Kaggle Tips

Competition Platforms

Kaggle
Kakao Arena: reportedly limited to their subsidiaries.
Dacon: public competitions. Gradually adopting Kaggle-style practices.

Ranking

Ranking system: rankings determined by competition points
- If you compete as a team, points are divided by $\sqrt{N}$ .
Tier system: determined by competition medal count

Competition

Purpose

Featured
- Commercial competitions
- Winning models sometimes get used by companies.
Research
- Research-oriented competitions
- Fun topics but lower prize money, apparently.
Getting Started & Playground
- Beginner competitions like Titanic survivor prediction
- Not for points or medals
Analytics
- Data analysis competitions
- Submit data exploration and visualization notebooks
Recruitment
- Hiring purpose

Submission

General competition
- No resource constraints
- Just submit submission.csv
Code competition
- Must run a Kaggle notebook to generate submission.csv
- Resource limits apply
- Designed to encourage building practical models

Processing Competition

![](/assets/images/Kaggle tip/a6770f33-28bd-4a3e-a95a-30f9e76912e4-image.png)

A familiar-looking workflow diagram. The differences:

Uses Kaggle notebooks
Can browse other people’s Kaggle notebooks
- Each notebook serves a different purpose: e.g., train, inference, preprocessing…

For Winning

Fast and Efficient Pipeline Iteration

Invest in GPU hardware
- A Korean Kaggle grandmaster uses Ryzen 3700, 64GB RAM, and 2x RTX 2080 Ti.
- With 2+ GPUs, they recommended blower-type GPU coolers.
- I expected researchers would need multi-GPU setups, but surprisingly a single RTX 3090 or 3080 works well too. Though 2x 3090 is better.
- Still grateful to CDPR’s Poland for letting me buy an RTX 3070 for 720,000 won.
Invest your own time
- They reportedly spend 4+ hours per weekday and 8+ hours per weekend day over 1-2 months.
Your own baseline that works like a template
- Speeds up development and reduces mistakes.
- They won 3 gold medals in 3 months using this setup.

Score Improvement

Look for good ideas in the Notebook tab and Discussion within the competition.
- Augmentation, deep learning architecture
- Relevant papers
They strongly emphasized not letting your guard down until the very end.

Validation Strategy

A methodology to narrow the gap between training set and test set scores.

Essential for preventing final ranking drops. Public LB (Leaderboard) and Private LB differ, so avoid overfitting to the Public LB.

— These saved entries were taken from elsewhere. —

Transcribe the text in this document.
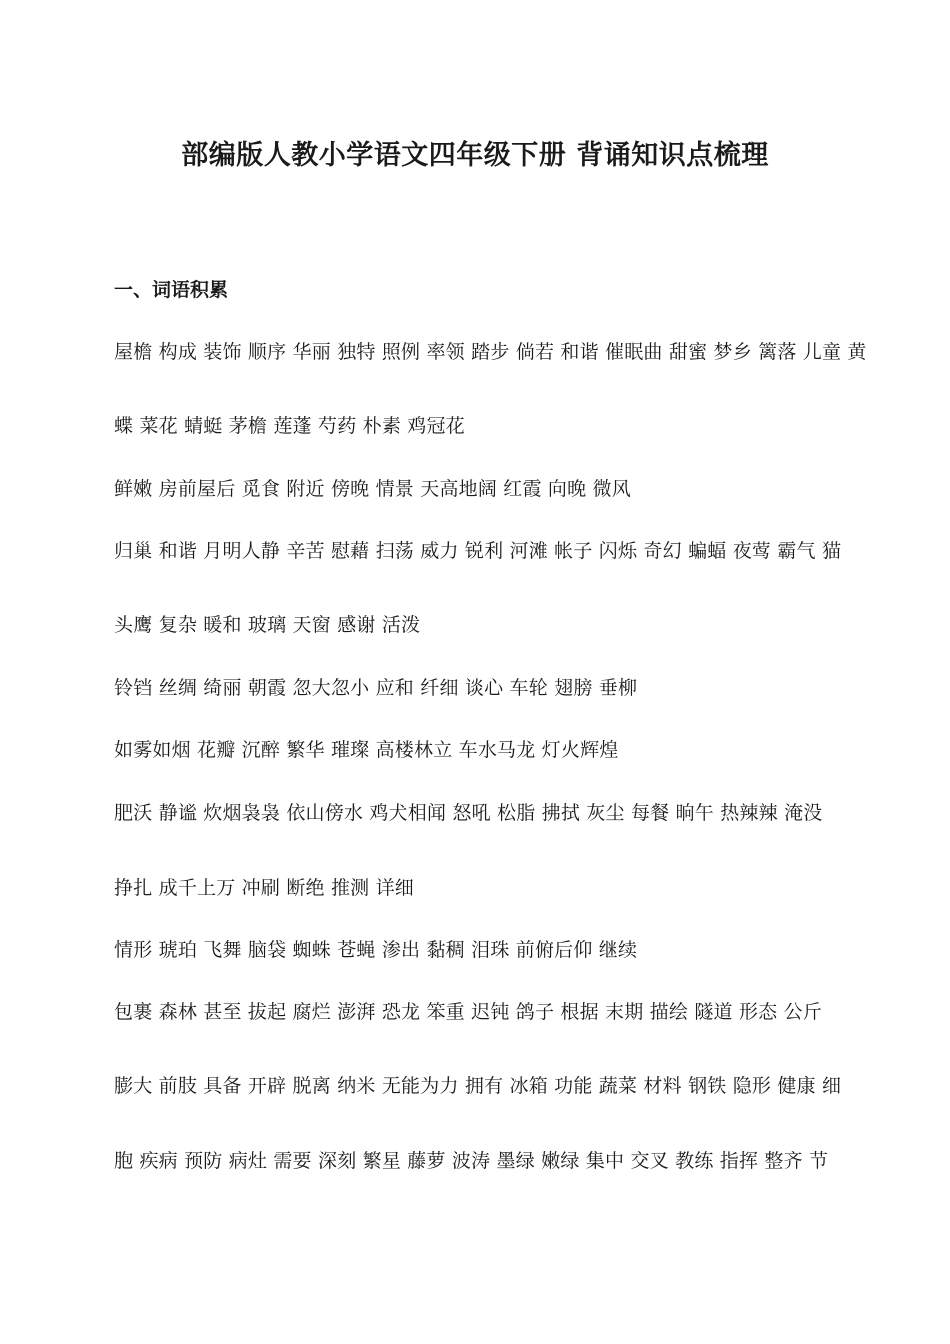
部编版人教小学语文四年级下册 背诵知识点梳理
一、词语积累
屋檐 构成 装饰 顺序 华丽 独特 照例 率领 踏步 倘若 和谐 催眠曲 甜蜜 梦乡 篱落 儿童 黄
蝶 菜花 蜻蜓 茅檐 莲蓬 芍药 朴素 鸡冠花
鲜嫩 房前屋后 觅食 附近 傍晚 情景 天高地阔 红霞 向晚 微风
归巢 和谐 月明人静 辛苦 慰藉 扫荡 威力 锐利 河滩 帐子 闪烁 奇幻 蝙蝠 夜莺 霸气 猫
头鹰 复杂 暖和 玻璃 天窗 感谢 活泼
铃铛 丝绸 绮丽 朝霞 忽大忽小 应和 纤细 谈心 车轮 翅膀 垂柳
如雾如烟 花瓣 沉醉 繁华 璀璨 高楼林立 车水马龙 灯火辉煌
肥沃 静谧 炊烟袅袅 依山傍水 鸡犬相闻 怒吼 松脂 拂拭 灰尘 每餐 晌午 热辣辣 淹没
挣扎 成千上万 冲刷 断绝 推测 详细
情形 琥珀 飞舞 脑袋 蜘蛛 苍蝇 渗出 黏稠 泪珠 前俯后仰 继续
包裹 森林 甚至 拔起 腐烂 澎湃 恐龙 笨重 迟钝 鸽子 根据 末期 描绘 隧道 形态 公斤
膨大 前肢 具备 开辟 脱离 纳米 无能为力 拥有 冰箱 功能 蔬菜 材料 钢铁 隐形 健康 细
胞 疾病 预防 病灶 需要 深刻 繁星 藤萝 波涛 墨绿 嫩绿 集中 交叉 教练 指挥 整齐 节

Recently, the trend is to not reveal the test set.
Extract validation set from training set
- K-fold validation
- Stratified k-fold
  - Generate validation sets per class

Ensemble

In most cases, ensembles outperform single models. Recent Kaggle trends: Ensembling different architectures tends to work better. e.g., LSTM + BERT

Stratified k-fold ensemble
- Don’t just use for validation checking — ensemble those models
Tabular data
- LightGBM, CatBoost, XGBoost, NNs
Image data
- ResNet, EfficientNet, ResNeXt
Text data
- LSTM, BERT, GPT-2, RoBERTa

Single Model Improvement

You can’t ensemble from the start. You need to improve single models to some extent first, then attempt ensembling. Setting a threshold for when to stop is important:

Single model scores mentioned by top rankers in discussion
Being within top 50 with a single model 1-2 weeks before competition end

Miscellaneous Tips

Teams are better. Solo for 2+ months is too long.
Teams can’t be disbanded, so choose carefully.
Check potential teammates’ current competition rankings. Apparently some people are surprisingly lazy.
Version management in folders like v1, v2.
- This is done to keep the option open for ensembling across folder-organized versions.
- They reportedly only use VCS for final uploads. No version control at all otherwise. Interesting approach.